Mahi Traoré : J’aimerais dire que oui, mais j’observe le même comportement aujourd’hui lorsque je regarde de ma fenêtre les groupes d’élèves dans la cour du lycée Lucas-de-Nehou dans le 5e arrondissement à Paris, le lycée professionnel du verre et du vitrail que je dirige. Les jeunes se regroupent entre eux par origines sociales, les Africains entre eux, les Maghrébins entre eux, c’est assez frappant. C’était aussi le cas dans le centre de Paris et des beaux arrondissements où j’ai travaillé avant et où les jeunes, disons «colorés», sont moins nombreux. Je trouve cela dommage, c’est une facilité, une peur de l’inconnu, de découvrir ce qui est différent.

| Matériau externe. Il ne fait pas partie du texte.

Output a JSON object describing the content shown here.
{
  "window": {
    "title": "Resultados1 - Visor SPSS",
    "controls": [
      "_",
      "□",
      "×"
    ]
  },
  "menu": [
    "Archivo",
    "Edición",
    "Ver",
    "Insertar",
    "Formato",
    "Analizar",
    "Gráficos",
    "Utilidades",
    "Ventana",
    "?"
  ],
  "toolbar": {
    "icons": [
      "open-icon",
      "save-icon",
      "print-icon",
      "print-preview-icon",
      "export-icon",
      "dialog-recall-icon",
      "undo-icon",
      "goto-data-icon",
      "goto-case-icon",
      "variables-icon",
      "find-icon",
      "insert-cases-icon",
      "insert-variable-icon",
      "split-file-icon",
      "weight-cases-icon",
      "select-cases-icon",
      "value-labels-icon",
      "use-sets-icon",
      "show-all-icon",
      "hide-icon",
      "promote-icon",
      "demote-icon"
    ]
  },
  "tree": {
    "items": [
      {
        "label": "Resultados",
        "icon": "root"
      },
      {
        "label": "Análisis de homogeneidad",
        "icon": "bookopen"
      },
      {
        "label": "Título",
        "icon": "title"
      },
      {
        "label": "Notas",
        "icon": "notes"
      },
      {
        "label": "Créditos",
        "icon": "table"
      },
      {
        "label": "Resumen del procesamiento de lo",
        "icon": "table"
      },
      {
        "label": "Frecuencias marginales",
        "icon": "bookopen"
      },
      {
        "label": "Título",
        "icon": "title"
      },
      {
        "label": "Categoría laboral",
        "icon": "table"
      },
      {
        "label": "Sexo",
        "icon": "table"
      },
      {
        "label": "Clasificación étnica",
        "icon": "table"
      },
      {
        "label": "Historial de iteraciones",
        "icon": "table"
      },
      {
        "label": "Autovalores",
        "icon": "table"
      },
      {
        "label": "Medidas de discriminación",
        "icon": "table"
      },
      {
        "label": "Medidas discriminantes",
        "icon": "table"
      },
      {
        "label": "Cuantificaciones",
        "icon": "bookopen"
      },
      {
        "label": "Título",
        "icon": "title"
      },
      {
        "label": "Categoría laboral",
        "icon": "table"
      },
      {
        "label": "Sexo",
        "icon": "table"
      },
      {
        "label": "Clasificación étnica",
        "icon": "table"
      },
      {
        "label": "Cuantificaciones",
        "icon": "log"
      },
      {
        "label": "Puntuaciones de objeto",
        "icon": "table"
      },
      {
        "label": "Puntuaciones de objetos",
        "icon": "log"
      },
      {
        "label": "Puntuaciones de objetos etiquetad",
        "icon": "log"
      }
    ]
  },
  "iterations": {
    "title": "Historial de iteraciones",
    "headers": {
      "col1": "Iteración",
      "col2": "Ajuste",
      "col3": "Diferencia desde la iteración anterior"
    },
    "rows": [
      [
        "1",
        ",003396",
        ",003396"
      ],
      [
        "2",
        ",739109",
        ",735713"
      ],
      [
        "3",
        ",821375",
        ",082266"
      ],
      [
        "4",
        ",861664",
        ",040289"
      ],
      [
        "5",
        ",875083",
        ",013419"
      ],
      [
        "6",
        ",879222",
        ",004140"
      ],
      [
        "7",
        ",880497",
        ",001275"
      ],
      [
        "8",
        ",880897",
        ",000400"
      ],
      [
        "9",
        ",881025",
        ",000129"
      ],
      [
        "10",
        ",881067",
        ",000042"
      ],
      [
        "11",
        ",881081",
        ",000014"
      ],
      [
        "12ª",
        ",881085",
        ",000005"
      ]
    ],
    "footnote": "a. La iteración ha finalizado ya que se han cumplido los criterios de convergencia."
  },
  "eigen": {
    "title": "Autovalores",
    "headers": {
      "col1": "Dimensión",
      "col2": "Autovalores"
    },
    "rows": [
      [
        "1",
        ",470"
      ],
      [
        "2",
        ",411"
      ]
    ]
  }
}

«Au quotidien, j’essaie d’appliquer une bienveillance faite de rigueur. Bien sûr, il faut donner plus à ceux qui ont moins, mais il faut avoir les mêmes attentes pour tous.» Mahi Traoré

Vous regrettez que, sous prétexte que vous êtes africaine, l’Éducation nationale a tendance à penser que vous saurez forcément mieux vous y prendre avec des jeunes issus de l’immigration?

Mahi Traoré : Je reconnais que je parle bambara, ce qui facilite les choses avec certains parents, et qu’avec certains jeunes, cela marche aussi. Mais, de manière générale, cette politique du «grand frère» en vogue dans les années 1990 m’horripile. L’enfer est pavé de bonnes intentions. À l’époque, on prenait souvent un éducateur immigré parce qu’il était censé avoir de l’autorité sur les jeunes de banlieue. On a confondu l’éducateur, le surveillant avec le vigile. On ne les choisissait pas pour leur exemplarité, leurs valeurs, leurs compétences, mais pour leur stature. Cette politique n’a pas été reconduite. Il ne faut pas prendre les jeunes pour des imbéciles, ils ne sont pas dupes.

Que pensez-vous des activistes de la «cancel culture» qui souhaitent débaptiser le lycée Colbert, par exemple?

Mahi Traoré : Avant de débaptiser le lycée Colbert, mieux vaudrait enseigner et expliquer ce qu’était véritablement le code noir aux enfants. C’est plus intéressant pédagogiquement de révéler toute la cruauté et toute la violence insupportable, ce qu’on a oublié et, souvent jamais su de cette loi atroce plutôt que de vouloir tout écraser, tout oublier. On n’oublie jamais. À un moment, j’ai failli habiter Bordeaux, et mes amis maliens m’ont déconseillé, en me rappelant que c’était une ancienne cité du commerce triangulaire, et que les Bordelais étaient racistes. Je trouve ça idiot de penser ça aujourd’hui, mais je pense aussi qu’il est bien d’enseigner cette histoire-là et de rappeler ce qui s’est passé.